I almost didn’t come to my special spot today because of the silence that haunts it, but I’m glad I did. It’s as if the waters of the pool are washing away the residue of pain that the memories left behind as they boiled off into the atmosphere, and I’m starting to feel clean again.

Reluctantly, I meander toward the cluster of rocks where I spread out the clean laundry to dry. Grabbing my shorts, I’m relieved to find them still wet. David’s expecting me back for the second half of his New Year’s festivities, but I’m still worn out after last night.

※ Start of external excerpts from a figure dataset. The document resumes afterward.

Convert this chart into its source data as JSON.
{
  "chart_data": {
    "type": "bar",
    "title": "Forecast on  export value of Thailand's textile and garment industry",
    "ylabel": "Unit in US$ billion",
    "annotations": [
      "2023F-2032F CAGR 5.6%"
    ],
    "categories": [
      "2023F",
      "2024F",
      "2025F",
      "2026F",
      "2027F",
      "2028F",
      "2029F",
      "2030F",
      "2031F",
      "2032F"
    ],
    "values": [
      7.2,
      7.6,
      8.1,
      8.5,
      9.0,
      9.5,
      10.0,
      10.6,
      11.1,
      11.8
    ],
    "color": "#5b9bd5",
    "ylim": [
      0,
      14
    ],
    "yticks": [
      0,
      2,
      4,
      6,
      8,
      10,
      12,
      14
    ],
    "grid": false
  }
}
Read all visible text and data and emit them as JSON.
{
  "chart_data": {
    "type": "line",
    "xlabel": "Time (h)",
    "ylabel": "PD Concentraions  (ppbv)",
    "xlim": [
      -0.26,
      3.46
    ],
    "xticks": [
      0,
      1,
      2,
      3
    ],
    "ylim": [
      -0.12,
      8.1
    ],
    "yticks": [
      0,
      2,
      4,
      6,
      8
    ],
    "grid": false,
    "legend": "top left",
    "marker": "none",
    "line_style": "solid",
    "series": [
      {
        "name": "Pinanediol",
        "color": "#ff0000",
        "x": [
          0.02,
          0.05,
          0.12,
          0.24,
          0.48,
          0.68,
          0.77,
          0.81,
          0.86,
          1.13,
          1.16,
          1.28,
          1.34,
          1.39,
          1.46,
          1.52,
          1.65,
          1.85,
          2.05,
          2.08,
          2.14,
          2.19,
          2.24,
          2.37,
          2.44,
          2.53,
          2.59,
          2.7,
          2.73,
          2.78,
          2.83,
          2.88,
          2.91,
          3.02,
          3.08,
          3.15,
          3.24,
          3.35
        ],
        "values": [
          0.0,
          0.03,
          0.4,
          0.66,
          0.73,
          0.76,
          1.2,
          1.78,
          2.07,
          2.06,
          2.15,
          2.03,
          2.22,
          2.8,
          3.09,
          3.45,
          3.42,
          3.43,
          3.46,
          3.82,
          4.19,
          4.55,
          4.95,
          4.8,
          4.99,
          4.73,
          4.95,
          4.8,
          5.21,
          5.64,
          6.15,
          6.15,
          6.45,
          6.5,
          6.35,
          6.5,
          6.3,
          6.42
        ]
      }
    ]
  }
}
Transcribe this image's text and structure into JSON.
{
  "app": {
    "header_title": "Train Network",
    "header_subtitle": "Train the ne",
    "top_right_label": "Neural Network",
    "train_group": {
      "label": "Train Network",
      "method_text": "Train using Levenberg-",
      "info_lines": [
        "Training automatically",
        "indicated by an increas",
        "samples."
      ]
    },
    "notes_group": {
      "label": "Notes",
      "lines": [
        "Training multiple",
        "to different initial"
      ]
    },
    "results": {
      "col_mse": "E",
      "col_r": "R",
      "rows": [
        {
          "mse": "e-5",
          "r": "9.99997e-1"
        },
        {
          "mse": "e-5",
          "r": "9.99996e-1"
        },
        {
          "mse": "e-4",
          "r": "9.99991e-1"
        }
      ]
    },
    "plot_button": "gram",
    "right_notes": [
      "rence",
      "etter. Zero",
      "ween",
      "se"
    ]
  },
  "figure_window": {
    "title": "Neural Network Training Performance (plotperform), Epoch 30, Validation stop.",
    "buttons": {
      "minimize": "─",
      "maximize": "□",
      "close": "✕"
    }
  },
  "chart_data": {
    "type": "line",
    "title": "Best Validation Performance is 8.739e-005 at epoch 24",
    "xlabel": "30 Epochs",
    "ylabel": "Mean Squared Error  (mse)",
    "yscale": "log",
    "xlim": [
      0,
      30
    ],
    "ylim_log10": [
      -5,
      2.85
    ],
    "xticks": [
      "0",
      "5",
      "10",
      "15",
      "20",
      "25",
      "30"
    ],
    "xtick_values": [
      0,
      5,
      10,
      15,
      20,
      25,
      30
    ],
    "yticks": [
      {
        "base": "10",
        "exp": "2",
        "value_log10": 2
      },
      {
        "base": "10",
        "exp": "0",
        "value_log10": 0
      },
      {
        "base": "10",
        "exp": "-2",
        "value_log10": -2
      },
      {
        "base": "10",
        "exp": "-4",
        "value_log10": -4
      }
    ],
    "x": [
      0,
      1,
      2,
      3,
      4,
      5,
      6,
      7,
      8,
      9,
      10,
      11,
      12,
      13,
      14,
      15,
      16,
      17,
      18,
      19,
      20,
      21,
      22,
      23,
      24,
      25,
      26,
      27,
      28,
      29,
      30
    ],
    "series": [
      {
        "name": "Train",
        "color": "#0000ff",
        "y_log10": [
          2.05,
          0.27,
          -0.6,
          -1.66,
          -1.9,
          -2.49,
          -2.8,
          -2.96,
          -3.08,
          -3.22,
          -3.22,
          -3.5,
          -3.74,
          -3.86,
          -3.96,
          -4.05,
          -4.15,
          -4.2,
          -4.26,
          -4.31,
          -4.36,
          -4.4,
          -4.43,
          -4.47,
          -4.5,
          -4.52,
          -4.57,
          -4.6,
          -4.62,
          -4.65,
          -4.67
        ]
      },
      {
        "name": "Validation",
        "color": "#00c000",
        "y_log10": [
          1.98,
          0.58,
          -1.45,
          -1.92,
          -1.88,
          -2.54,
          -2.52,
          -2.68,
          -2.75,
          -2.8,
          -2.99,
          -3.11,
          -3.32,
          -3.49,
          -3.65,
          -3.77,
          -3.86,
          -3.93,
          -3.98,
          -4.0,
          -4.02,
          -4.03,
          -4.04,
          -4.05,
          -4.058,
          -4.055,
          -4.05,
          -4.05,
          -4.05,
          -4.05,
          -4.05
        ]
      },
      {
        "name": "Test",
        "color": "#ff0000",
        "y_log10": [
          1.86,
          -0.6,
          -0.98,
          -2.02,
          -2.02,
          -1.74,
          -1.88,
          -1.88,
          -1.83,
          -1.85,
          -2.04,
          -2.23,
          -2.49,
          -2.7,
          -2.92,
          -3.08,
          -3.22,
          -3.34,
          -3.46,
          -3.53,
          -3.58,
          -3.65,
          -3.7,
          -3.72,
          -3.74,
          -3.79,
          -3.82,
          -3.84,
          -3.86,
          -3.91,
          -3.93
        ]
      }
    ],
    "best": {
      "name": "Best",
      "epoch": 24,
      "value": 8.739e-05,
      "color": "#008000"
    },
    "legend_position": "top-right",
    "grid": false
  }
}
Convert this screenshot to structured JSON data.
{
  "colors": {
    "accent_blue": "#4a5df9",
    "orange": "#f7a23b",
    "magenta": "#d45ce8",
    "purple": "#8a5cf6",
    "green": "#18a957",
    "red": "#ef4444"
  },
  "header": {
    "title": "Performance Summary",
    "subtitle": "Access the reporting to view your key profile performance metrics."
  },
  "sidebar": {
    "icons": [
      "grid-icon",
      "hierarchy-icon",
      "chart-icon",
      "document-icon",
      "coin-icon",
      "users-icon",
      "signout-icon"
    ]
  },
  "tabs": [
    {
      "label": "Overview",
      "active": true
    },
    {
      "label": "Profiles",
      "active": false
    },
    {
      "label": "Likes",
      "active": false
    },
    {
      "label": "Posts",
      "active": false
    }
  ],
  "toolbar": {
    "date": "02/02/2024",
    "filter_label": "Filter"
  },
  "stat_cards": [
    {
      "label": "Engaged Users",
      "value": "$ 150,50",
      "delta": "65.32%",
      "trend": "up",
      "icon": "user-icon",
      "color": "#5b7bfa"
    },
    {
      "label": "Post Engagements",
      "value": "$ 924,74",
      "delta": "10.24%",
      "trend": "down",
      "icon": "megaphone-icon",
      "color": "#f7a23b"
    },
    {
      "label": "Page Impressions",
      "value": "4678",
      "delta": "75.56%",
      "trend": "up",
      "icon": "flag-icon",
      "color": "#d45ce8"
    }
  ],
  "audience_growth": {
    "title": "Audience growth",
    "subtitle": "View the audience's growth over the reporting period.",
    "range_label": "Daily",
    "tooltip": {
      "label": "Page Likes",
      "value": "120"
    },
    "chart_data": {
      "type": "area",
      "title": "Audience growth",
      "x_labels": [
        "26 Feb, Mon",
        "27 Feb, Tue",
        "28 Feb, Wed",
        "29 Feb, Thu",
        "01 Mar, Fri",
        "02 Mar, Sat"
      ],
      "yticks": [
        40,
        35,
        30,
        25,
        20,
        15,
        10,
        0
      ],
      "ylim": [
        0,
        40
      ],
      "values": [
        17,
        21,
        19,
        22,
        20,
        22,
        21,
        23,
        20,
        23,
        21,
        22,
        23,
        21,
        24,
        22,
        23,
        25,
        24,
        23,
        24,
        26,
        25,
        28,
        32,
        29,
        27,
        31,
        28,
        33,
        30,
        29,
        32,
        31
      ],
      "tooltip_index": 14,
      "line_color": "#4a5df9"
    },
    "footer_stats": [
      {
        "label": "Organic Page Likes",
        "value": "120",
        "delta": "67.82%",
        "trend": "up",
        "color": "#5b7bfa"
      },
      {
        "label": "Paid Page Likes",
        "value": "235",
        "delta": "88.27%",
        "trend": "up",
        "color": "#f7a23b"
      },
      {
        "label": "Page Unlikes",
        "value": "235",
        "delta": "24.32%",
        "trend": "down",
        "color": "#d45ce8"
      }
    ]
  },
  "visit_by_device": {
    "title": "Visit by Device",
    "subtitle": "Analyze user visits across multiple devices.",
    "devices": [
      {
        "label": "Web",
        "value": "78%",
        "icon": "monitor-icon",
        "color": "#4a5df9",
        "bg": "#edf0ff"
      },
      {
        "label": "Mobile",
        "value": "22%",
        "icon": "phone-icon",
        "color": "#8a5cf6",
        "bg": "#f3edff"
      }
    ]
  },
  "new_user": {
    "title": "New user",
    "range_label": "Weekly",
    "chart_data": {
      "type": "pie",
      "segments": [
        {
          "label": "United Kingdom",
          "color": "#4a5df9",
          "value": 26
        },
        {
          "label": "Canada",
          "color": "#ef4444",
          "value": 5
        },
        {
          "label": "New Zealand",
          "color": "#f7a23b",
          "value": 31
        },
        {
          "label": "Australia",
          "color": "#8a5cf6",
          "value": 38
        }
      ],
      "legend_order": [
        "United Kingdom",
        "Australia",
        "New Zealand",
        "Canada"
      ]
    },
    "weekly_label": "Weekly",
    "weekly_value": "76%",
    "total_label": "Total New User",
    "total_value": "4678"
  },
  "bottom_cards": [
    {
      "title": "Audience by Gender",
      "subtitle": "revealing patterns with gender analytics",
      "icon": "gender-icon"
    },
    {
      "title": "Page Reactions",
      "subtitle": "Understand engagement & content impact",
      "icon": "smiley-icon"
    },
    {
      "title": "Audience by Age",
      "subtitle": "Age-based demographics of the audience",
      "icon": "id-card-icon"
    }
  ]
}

Kent refused to acknowledge our party, sleeping like a stone in the shelter while we sat by the fire singing silly camp songs and telling ghost stories. The highlight of the night for me was the hour before what we approximated was midnight. We spent that time comparing plotlines from various Lifetime movies in a competition to determine who’d seen the worst. It was a close race but David eked out the win with his dramatic retelling of
My Son, My Lover, My Friend
. I haven’t laughed that hard in months.

We ended up dozing off on opposite sides of the fire. I’ve slept there every night since my run-in with Kent on the beach. David usually sleeps in the shelter but bunking together last night was so fun, reminding me of the few sleepovers my parents allowed me to attend during my teen years.

But instead of sleeping until noon as I would’ve done at sixteen, I woke before dawn, once the fire had smoldered down to embers and the chill in the air was unmistakable. It was a habit I’d adopted from my time in the shelter, from the time I had to keep guard against Kent’s hands. A habit I can’t kick, even when Kent is far away from me.

Christmas was hard on all of us but it had a strange effect on Kent. Christmas night he disappeared into the trees and didn’t come back for two whole days. I told David we should check on him in case he’d fallen in a hole or drowned while fishing, but David didn’t seem concerned. In fact, he was almost chipper at our unexpected vacation from Kent’s continual criticisms. It’s not like I missed Kent but I feel safer when I can see him, predict his next move.

David was right, though, Kent was fine. Two days later he sauntered out of the jungle in the middle of the night and plopped down behind me smelling of fish and body odor. I cursed myself for being dumb enough to think I could sleep in the shelter while he was gone, but this time when he tried to touch me I didn’t pretend to be asleep. I bolted down to the beach and spent the night by the fishing log, shivering in the damp sand. Kent hasn’t said a word to me since that night, but I can feel him watching me.

I climb on one of the empty boulders in the little patch of sunshine the clothes are baking in. When the sun hits my skin, I can’t help but let out a little moan of pleasure—this is my island version of a spa day. The water evaporates off my body, and my paper-thin bra and underwear are dry within a few minutes of sunbathing. Relaxing back on a flat slab of rock, I’m lulled by the sounds of the jungle, and my mind fills with nothingness so I can drift off to sleep.